Surge in healthcare costs making stop loss insurance more attractive

Life & Health

By Gia Snape

Medical stop loss insurance is becoming an increasingly attractive option for employers amid the surge in health benefits costs across in the United States, according to a leader at Independence Blue Cross.

Stop loss insurance can protect employers who take on the financial risk of providing health insurance for their employees against large, unpredictable, or catastrophic losses from higher-than-anticipated claims.

“The price of new treatments, therapies and drugs, and advancements in medicine overall, for both chronic and acute diseases that may require transplants or significant care, are continuing to rise,” said Mike Sullivan (pictured), executive vice president and president of diversified markets at Independence Blue Cross (Independence).

“We’ve seen the overall cost of health care rise significantly over the last number of years and that’s really driving up the number of large claims we’re seeing.”

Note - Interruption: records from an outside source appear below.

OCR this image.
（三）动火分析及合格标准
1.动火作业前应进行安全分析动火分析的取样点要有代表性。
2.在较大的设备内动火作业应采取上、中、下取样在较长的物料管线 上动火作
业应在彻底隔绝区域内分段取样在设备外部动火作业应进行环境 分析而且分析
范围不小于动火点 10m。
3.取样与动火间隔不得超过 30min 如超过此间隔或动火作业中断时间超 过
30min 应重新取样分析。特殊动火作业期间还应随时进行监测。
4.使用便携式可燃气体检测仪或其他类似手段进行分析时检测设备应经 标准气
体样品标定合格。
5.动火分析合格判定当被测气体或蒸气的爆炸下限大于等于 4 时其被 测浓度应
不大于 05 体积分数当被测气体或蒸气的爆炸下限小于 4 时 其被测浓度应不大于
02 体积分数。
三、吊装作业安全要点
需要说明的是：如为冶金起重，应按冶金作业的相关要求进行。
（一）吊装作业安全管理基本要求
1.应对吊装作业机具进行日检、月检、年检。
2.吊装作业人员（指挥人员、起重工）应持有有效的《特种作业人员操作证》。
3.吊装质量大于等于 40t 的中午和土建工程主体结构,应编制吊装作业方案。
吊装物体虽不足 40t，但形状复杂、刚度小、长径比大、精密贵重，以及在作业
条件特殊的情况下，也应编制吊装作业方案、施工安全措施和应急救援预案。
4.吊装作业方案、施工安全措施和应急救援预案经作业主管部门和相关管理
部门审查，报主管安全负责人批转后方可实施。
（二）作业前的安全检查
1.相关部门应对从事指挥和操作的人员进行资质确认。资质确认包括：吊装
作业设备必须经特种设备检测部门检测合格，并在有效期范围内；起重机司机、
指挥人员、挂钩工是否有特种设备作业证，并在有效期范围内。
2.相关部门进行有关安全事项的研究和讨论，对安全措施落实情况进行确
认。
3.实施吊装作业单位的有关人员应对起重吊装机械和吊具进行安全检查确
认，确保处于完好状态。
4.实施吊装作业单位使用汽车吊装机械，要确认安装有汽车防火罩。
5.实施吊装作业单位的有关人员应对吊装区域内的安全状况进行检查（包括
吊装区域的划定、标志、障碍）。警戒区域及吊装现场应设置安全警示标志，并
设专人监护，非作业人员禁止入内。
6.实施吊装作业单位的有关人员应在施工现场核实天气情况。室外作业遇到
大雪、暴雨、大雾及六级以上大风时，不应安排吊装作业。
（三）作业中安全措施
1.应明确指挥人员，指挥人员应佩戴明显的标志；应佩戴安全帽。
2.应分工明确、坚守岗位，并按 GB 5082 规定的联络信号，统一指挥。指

Stop loss insurance partnership

To better support employers, Independence has partnered with financial services giant Sun Life US to provide stop loss insurance for Independence’s self-funded group customers.

Independence is a health insurance provider in southeastern Philadelphia and an independent licensee of the Blue Cross and Blue Shield Association.

It aims to offers a comprehensive approach to self-funded customers’ health plans that helps them balance and optimize healthcare costs while enhancing their employees’ healthcare experience and overall well-being.

The medical stop loss insurance program features:

  • Customizable solutions with competitive pricing and reduced fees for Independence Blue Cross groups
  • Reporting with actionable insights for employers to make decisions about their self-funded plans
  • Cash flow solutions with an advance funding program to pay claims at the time they are received, rather than waiting for a reimbursement check after they are paid

The choice to collaborate with Sun Life came after a strategic search among national carriers, according to Sullivan.

“It was a shared vision on how to best meet the needs of our customers that made this the right fit for Independence. With Sun Life, we can add even more value to our employer groups plans,” he said.

The new program will be effective January 1, 2024, but select benefits will be available now through the end of 2023 for new Independence self-funded employer groups who choose Sun Life for stop loss insurance. 

Independence also hinted at new program features to be introduced in the future.

“The biggest feature is the spec-advanced funding. We will also have ‘no-laser renewals,’” Sullivan told Insurance Business. “We are guaranteeing contract alignment between Sun Life and Independence, so that anything that is covered through our plan is covered under the stop loss plan.”

Data sharing for better risk pricing

Another key feature of the Independence collaboration with Sun Life is the use of data to identify claims trends and enable better risk pricing.  

“The more data we have, the more accurately we can price the risk,” Sullivan said. “People’s health situations change, so as time goes on, the risk of that employers, and individuals covered under the employer’s plan, changes.

“The sooner we know that the quicker we can estimate the risk and manage the individual members together. We can utilize both Sun Life’s data and our own to manage those claims.”

Sun Life, for its part, said it was proud to offer stop loss coverage through Independence.

“Sun Life’s stop Loss coverage helps employers manage the high costs of care while continuing to offer comprehensive health coverage for their employees,” said Jen Collier, president, health and risk solutions, Sun Life US.

“Working with Independence Blue Cross will give self-funded employers in southeastern Pennsylvania a stop loss insurance option that helps drive both excellent care and efficient cost outcomes.”